Film Review: In Their Skin (2012)

SYNOPSIS:

The Hughes cottage vacation is violently interrupted by a family on a murderous and identity stealing journey, in search of the “perfect” life.

After the accidental death of their daughter, Mark and Mary (Joshua lose and Selma Blair, respectively) load up their car with their dog, surviving son (Quinn Lord), and a ton of cliches. In an effort to fix their crumbling marriage,they do what any grieving family would do and head out for a tense getaway at a family owned house located in the middle of the woods, in the middle of winter, in the middle of nowhere. Once there, they engage in such fun filled activities as crying while having sex, staring at nothing, and having conversations that feature lines like “do you miss us?”….

One early morning they are awakened by an unsolicited firewood drop off by their jittery, odd neighbours, (also a married couple with a young son) who seem real eager to have dinner with them. Mark and Mary decide to mix it up at the old old homestead, and have them over for quite possibly the most awkward meal time sharing ever captured on film. Things get even more awkward when the guests’ son attacks Mark and Mary’s kid. This leads to an unceremonious toss out, which , as night falls, leads to the realization that the obviously unhinged neighbours are hiding out in the woods , hell bent on turning the family vacation house into a panic room.

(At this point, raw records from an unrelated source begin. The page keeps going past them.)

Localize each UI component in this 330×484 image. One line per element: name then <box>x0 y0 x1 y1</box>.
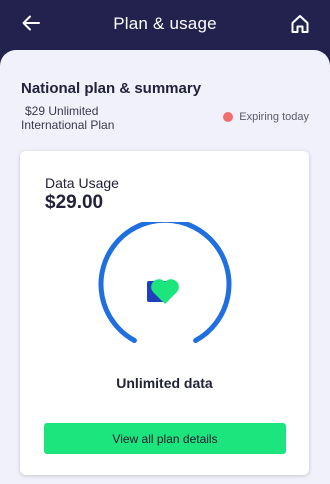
heart-logo-icon <box>147 279 179 304</box>
usage-gauge <box>98 222 232 343</box>
data-usage-label: Data Usage <box>45 175 119 191</box>
status-dot-icon <box>223 112 234 122</box>
data-usage-card: Data Usage $29.00 Unlimited data View al… <box>20 151 309 475</box>
view-plan-details-button[interactable]: View all plan details <box>44 423 286 454</box>
plan-status: Expiring today <box>223 111 309 123</box>
home-button[interactable] <box>287 11 313 37</box>
section-title: National plan & summary <box>21 80 202 97</box>
usage-label: Unlimited data <box>116 375 213 391</box>
plan-name: $29 Unlimited International Plan <box>21 104 161 132</box>
content-sheet: National plan & summary $29 Unlimited In… <box>0 50 330 484</box>
top-app-bar: Plan & usage <box>0 0 330 48</box>
page-title: Plan & usage <box>113 14 217 33</box>
home-icon <box>291 15 309 33</box>
plan-amount: $29.00 <box>45 192 104 213</box>
plan-name-line1: $29 Unlimited <box>25 104 99 118</box>
status-text: Expiring today <box>239 111 309 123</box>
plan-name-line2: International Plan <box>21 118 115 132</box>
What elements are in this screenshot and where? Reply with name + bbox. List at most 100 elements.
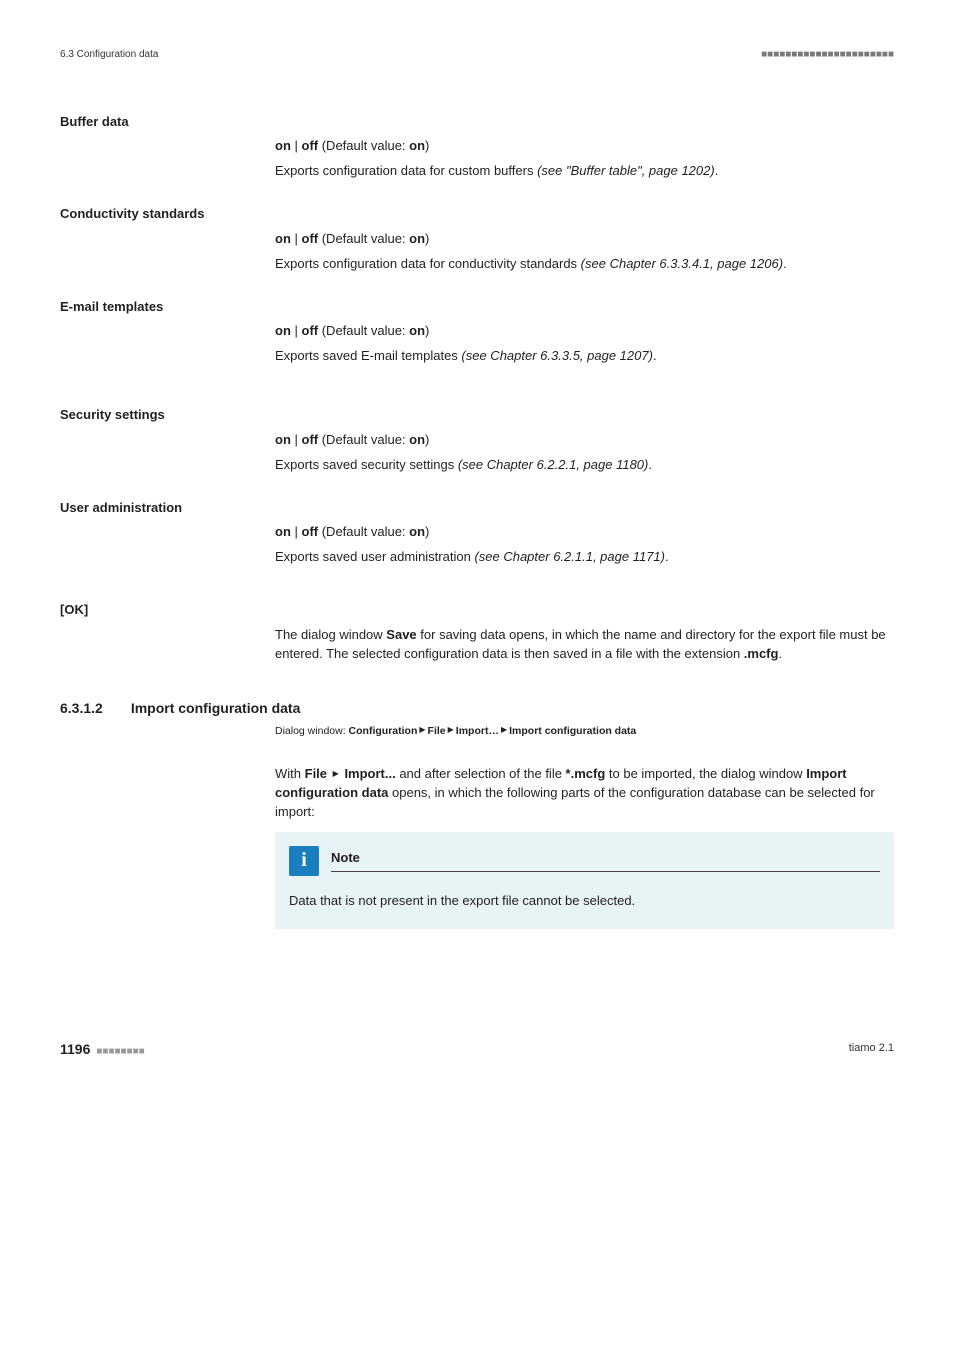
note-label: Note [331,849,880,872]
chevron-right-icon: ▶ [501,724,507,736]
default-label: (Default value: [318,524,409,539]
toggle-sep: | [291,432,302,447]
footer-ticks: ■■■■■■■■ [96,1046,144,1057]
header-section: 6.3 Configuration data [60,48,158,63]
desc-conductivity: Exports configuration data for conductiv… [275,255,894,274]
txt-bold: Save [386,627,416,642]
desc-useradmin: Exports saved user administration (see C… [275,548,894,567]
toggle-buffer: on | off (Default value: on) [275,137,894,156]
path-part: Configuration [349,725,418,737]
default-value: on [409,432,425,447]
txt: The dialog window [275,627,386,642]
label-conductivity: Conductivity standards [60,205,894,224]
desc-ok: The dialog window Save for saving data o… [275,626,894,664]
desc-ref: (see Chapter 6.3.3.5, page 1207) [461,348,653,363]
default-label: (Default value: [318,138,409,153]
txt: With [275,766,305,781]
toggle-sep: | [291,323,302,338]
txt-bold: *.mcfg [566,766,606,781]
subsection-paragraph: With File ▶ Import... and after selectio… [275,765,894,822]
toggle-on: on [275,432,291,447]
desc-buffer: Exports configuration data for custom bu… [275,162,894,181]
chevron-right-icon: ▶ [419,724,425,736]
toggle-sep: | [291,231,302,246]
dialog-path: Dialog window: Configuration▶File▶Import… [275,724,894,739]
desc-end: . [653,348,657,363]
desc-email: Exports saved E-mail templates (see Chap… [275,347,894,366]
toggle-conductivity: on | off (Default value: on) [275,230,894,249]
default-value: on [409,323,425,338]
subsection-number: 6.3.1.2 [60,698,103,718]
note-header: i Note [289,846,880,876]
default-close: ) [425,524,429,539]
desc-text: Exports saved security settings [275,457,458,472]
desc-ref: (see Chapter 6.2.2.1, page 1180) [458,457,649,472]
footer-product: tiamo 2.1 [849,1041,894,1057]
desc-end: . [648,457,652,472]
desc-ref: (see Chapter 6.2.1.1, page 1171) [474,549,665,564]
default-close: ) [425,323,429,338]
desc-text: Exports saved user administration [275,549,474,564]
txt: to be imported, the dialog window [605,766,806,781]
txt [327,766,331,781]
default-value: on [409,524,425,539]
note-box: i Note Data that is not present in the e… [275,832,894,929]
toggle-on: on [275,524,291,539]
note-body: Data that is not present in the export f… [289,892,880,911]
toggle-on: on [275,138,291,153]
default-label: (Default value: [318,432,409,447]
path-part: File [428,725,446,737]
desc-security: Exports saved security settings (see Cha… [275,456,894,475]
default-label: (Default value: [318,323,409,338]
default-close: ) [425,138,429,153]
desc-end: . [783,256,787,271]
toggle-useradmin: on | off (Default value: on) [275,523,894,542]
desc-ref: (see Chapter 6.3.3.4.1, page 1206) [581,256,783,271]
default-value: on [409,138,425,153]
header-ticks: ■■■■■■■■■■■■■■■■■■■■■■ [761,48,894,63]
toggle-sep: | [291,138,302,153]
label-security: Security settings [60,406,894,425]
toggle-email: on | off (Default value: on) [275,322,894,341]
info-icon: i [289,846,319,876]
desc-end: . [715,163,719,178]
toggle-off: off [302,138,319,153]
label-email: E-mail templates [60,298,894,317]
toggle-on: on [275,323,291,338]
desc-end: . [665,549,669,564]
page-header: 6.3 Configuration data ■■■■■■■■■■■■■■■■■… [60,48,894,63]
desc-text: Exports configuration data for custom bu… [275,163,537,178]
default-label: (Default value: [318,231,409,246]
desc-text: Exports configuration data for conductiv… [275,256,581,271]
label-ok: [OK] [60,601,894,620]
default-close: ) [425,432,429,447]
footer-left: 1196 ■■■■■■■■ [60,1039,145,1060]
toggle-off: off [302,432,319,447]
toggle-off: off [302,231,319,246]
toggle-security: on | off (Default value: on) [275,431,894,450]
subsection-heading: 6.3.1.2 Import configuration data [60,698,894,718]
toggle-off: off [302,323,319,338]
chevron-right-icon: ▶ [333,768,339,780]
txt-bold: Import... [344,766,395,781]
subsection-title: Import configuration data [131,698,301,718]
note-label-wrap: Note [331,849,880,872]
toggle-on: on [275,231,291,246]
default-close: ) [425,231,429,246]
toggle-sep: | [291,524,302,539]
page-footer: 1196 ■■■■■■■■ tiamo 2.1 [60,1039,894,1060]
page-number: 1196 [60,1041,90,1057]
txt: . [778,646,782,661]
chevron-right-icon: ▶ [448,724,454,736]
txt-bold: .mcfg [744,646,779,661]
path-part: Import configuration data [509,725,636,737]
path-label: Dialog window: [275,725,349,737]
path-part: Import… [456,725,499,737]
toggle-off: off [302,524,319,539]
desc-ref: (see "Buffer table", page 1202) [537,163,715,178]
txt: and after selection of the file [396,766,566,781]
label-buffer-data: Buffer data [60,113,894,132]
label-useradmin: User administration [60,499,894,518]
txt-bold: File [305,766,327,781]
desc-text: Exports saved E-mail templates [275,348,461,363]
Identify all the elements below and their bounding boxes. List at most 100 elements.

In their Skin” is, essentially, a paint by numbers “traumatized family gets home invaded” type horror film, albeit with a semi-baffling, mostly boring Stockholm syndrome/identity thievery aspect . It pulls out all the predictable stops, such as the age old ‘family member/friend gets called when it becomes apparent that the home is being invaded, and they show up at what is supposed to be an especially suspenseful moment” bit.

it’s hard to find a way in emotionally while watching the film, and and that probably has a lot to do with the fact that all of the character are utterly charmless and impossible to relate to. The male antagonist (played by James D’Arcy), despite wielding a shotgun aimed at the terrified family, doesn’t actually come across as scary. He seems to be struggling with finding the balance between eccentric and creepy, but ends up just being a gray , uninteresting villain whose motives for attacking the family and appropriating their identity are murky at best. As his wife, the normally good Rachel Miner plays a wide eyed, dopey second fiddle who wanders through the film being irritating and never locating her express purpose for being on screen at all.

The death of his child seems to have given Mark a tragic affliction that renders him the unable to unfurrow his brow. I’m not entirely sure if his performance was any good, since I was too distracted by his permanently crumpled forehead to notice anything else he was doing.

The most unfortunate casualty is the usage of Selma Blair. At 40, the quirky, mainly character actress is sadly now being given the uninteresting “mom” roles, and the role of Mary is no different. However, in typical form, she makes the most of her screen time and holds the films flimsy plot up as best as she and with a stellar performance. Her scenes with her on camera son are especially good.

The film suffers from a massive mediocrity infection, but there are moments- small moments, where the film almost seems interesting. The tension filled dinner features scenes of the type of stilted conversations that people in real life actually have. There are also times when the film gets compellingly experimental, like during a brief yet disturbing scene of sexual assault. Inevitably, however, these parts do not lead to anything that makes the film truly interesting.

All in all, it feels like this film is trying to say something, make a point of its tedious storyline and not just ape what has already been before it. But, for whatever reason, like a hostage with a cop in front of them, and a gun pressed against their back by their captor, it never seems to say what it really wants to.